Гус сильно исхудал; лицо его, осунувшееся от болезни, лишений и страданий – физических и нравственных, – было словно восковое. Но в больших, грустных, мечтательных глазах горела та же твердость духа, которую ничто не могло сломить.
Он не был прикован к своему ложу, как в Готтлибене; но все-же кандалы были на руках и ногах. Гус отодвинул, наконец, книгу и, облокотясь на стол, задумался. За минувший день, он пережил тяжелые минуты, и много чувств, которые он считал побежденными, угасшими, пробудились вновь и мучительно терзали его душу. В продолжение долгих месяцев этой нравственной агонии, все существо его совершенно преобразилось, – очистилось и одухотворилось; земные слабости, мало-помалу, спадали с него, всякое человеческое желание исчезало в восторженной вере в Бога, которому он поручил свою жизнь и судьбу.
Несколько дней перед тем епископы спросили его, не желает ли он исповедоваться, и он с радостью принял предложение. С тем истинно-христианским смирением и незлобием, которые особо выделяют его даже среди славных полчищ мучеников за идеи, он избрал себе в духовники Стефана Палеча.
– Это мой злейший противник, – сказал Гус. – Ему я и хочу исповедаться.
Даже Палеча тронуло это величие души его жертвы. Он отверг было это тяжелое поручение отпускать грехи человеку, которому сам же причинил столько зла; но, побежденный, может быть, угрызениями совести, Палеч все-же пришел в тюрьму к бывшему другу, с целью убедить его отречься.
Свидание было трогательное. Гус просил своего палача простить ему, если перед собором у него вырвалось какое-нибудь грубое, оскорбительное слово; но на убеждение Палеча, он только ответил:
– Что сделал бы ты, если бы тебя принуждали отказаться от ересей, которых ты никогда не проповедовал?
– Это, действительно, было бы тяжело, – ответил Палеч и зарыдал.
– Как же мог ты сказать, что я не верю в Бога, – продолжал Гус, – и что от рождества Христова не было ересиарха опаснее меня?
Палеч пробовал отрицать это и с новым жаром умолял его отринуть свои убеждения.
Гус отказался наотрез, прибавив:
– За что, за что сделал ты мне столько зла?
И Палеч ушел от него в слезах.
Впечатление этого свидания волновало еще узника, когда после полудня явился de Causis, обругал его и, злорадствуя, возвестил близкое мученичество.
Горечь разочарования в людях, обманутая дружба, неудовольствие на императора, предательски восстановлявшего против него судей, вместо обещанного покровительства, и возмущение проявленной к нему несправедливой жестокостью, все это поколебало стойкую душу Гуса; внутри все ныло и дрожало. Ему было глубоко жаль покинуть не доведенное до конца дело, верную паству и Вифлеемскую часовню, перед ужасом ожидавших его мучений содрогалось тело… Это были минуты борьбы, смущение духом и слабости человеческой, которые нередко посещают избранников Божьих, и Гус тщетно искал в Евангелии той поддержки, силы и спокойствия, которые привык в нем черпать. Он пробовал молиться, но порыв восторженного отрешения от земли с ее горестями не приходил.

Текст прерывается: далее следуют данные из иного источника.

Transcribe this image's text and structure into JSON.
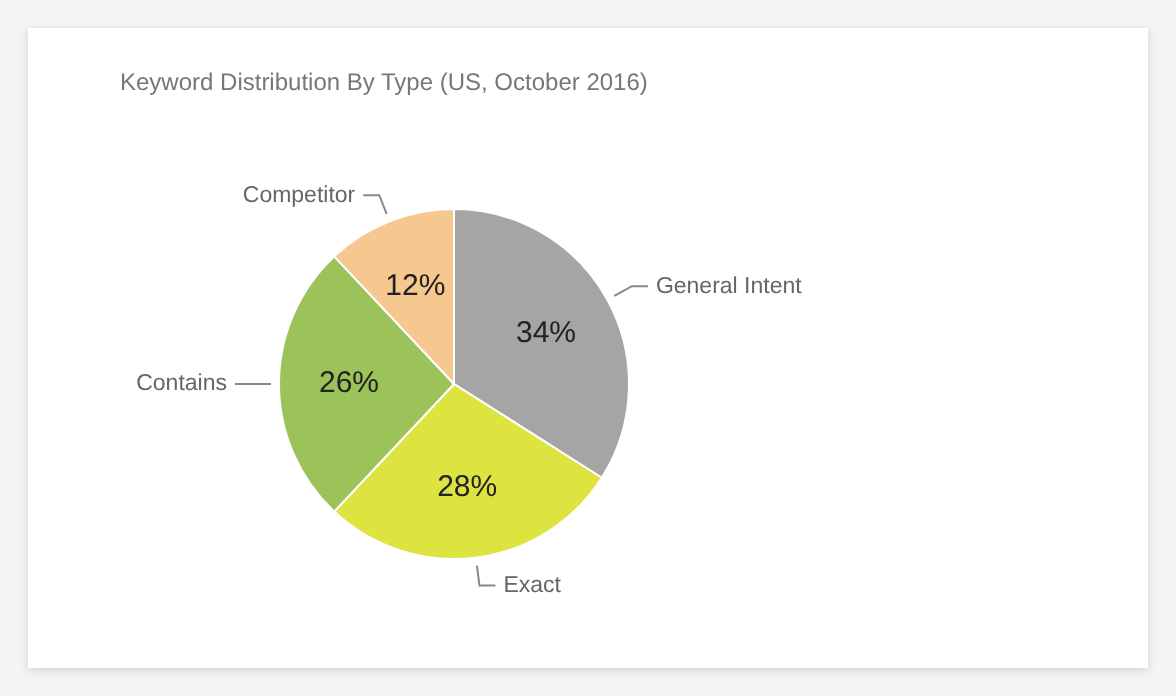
{
  "chart_data": {
    "type": "pie",
    "title": "Keyword Distribution By Type (US, October 2016)",
    "categories": [
      "General Intent",
      "Exact",
      "Contains",
      "Competitor"
    ],
    "values": [
      34,
      28,
      26,
      12
    ],
    "value_labels": [
      "34%",
      "28%",
      "26%",
      "12%"
    ],
    "colors": [
      "#a5a5a5",
      "#dde43f",
      "#9cc25a",
      "#f6c88f"
    ],
    "legend": false
  }
}
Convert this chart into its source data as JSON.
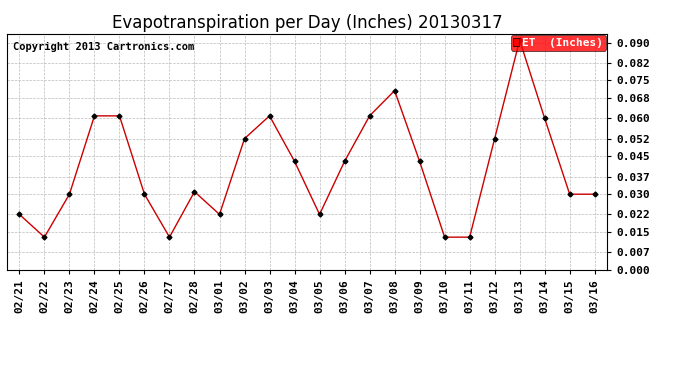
{
  "title": "Evapotranspiration per Day (Inches) 20130317",
  "copyright": "Copyright 2013 Cartronics.com",
  "legend_label": "ET  (Inches)",
  "legend_bg": "#ff0000",
  "legend_text_color": "#ffffff",
  "dates": [
    "02/21",
    "02/22",
    "02/23",
    "02/24",
    "02/25",
    "02/26",
    "02/27",
    "02/28",
    "03/01",
    "03/02",
    "03/03",
    "03/04",
    "03/05",
    "03/06",
    "03/07",
    "03/08",
    "03/09",
    "03/10",
    "03/11",
    "03/12",
    "03/13",
    "03/14",
    "03/15",
    "03/16"
  ],
  "values": [
    0.022,
    0.013,
    0.03,
    0.061,
    0.061,
    0.03,
    0.013,
    0.031,
    0.022,
    0.052,
    0.061,
    0.043,
    0.022,
    0.043,
    0.061,
    0.071,
    0.043,
    0.013,
    0.013,
    0.052,
    0.091,
    0.06,
    0.03,
    0.03
  ],
  "ylim": [
    0.0,
    0.0935
  ],
  "yticks": [
    0.0,
    0.007,
    0.015,
    0.022,
    0.03,
    0.037,
    0.045,
    0.052,
    0.06,
    0.068,
    0.075,
    0.082,
    0.09
  ],
  "line_color": "#cc0000",
  "marker_color": "#000000",
  "bg_color": "#ffffff",
  "grid_color": "#bbbbbb",
  "title_fontsize": 12,
  "tick_fontsize": 8,
  "copyright_fontsize": 7.5,
  "legend_fontsize": 8
}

Шум отодвигаемого дверного засова вывел его из раздумья.
„Кто-нибудь из друзей пришел навестить, о чем предупреждает тюремщик”, – подумал Гус.
Но, к удивлению своему, он увидел двух закутанных в плащи женщин. Одна из них поддерживала другую, которая, видимо, нетвердо держалась на ногах, а затем опустилась на колени перед Гусом и дрожащей рукой откинула вуаль.
– Ружена! – вырвался у него крик удивления, в котором слышались и радость, и горе. – Милые дети мои! Как благодарить вас, что вы не забыли бедного узника и обрадовали меня свиданием с вами. Мне даже не на что посадить вас в этой жалкой тюрьме!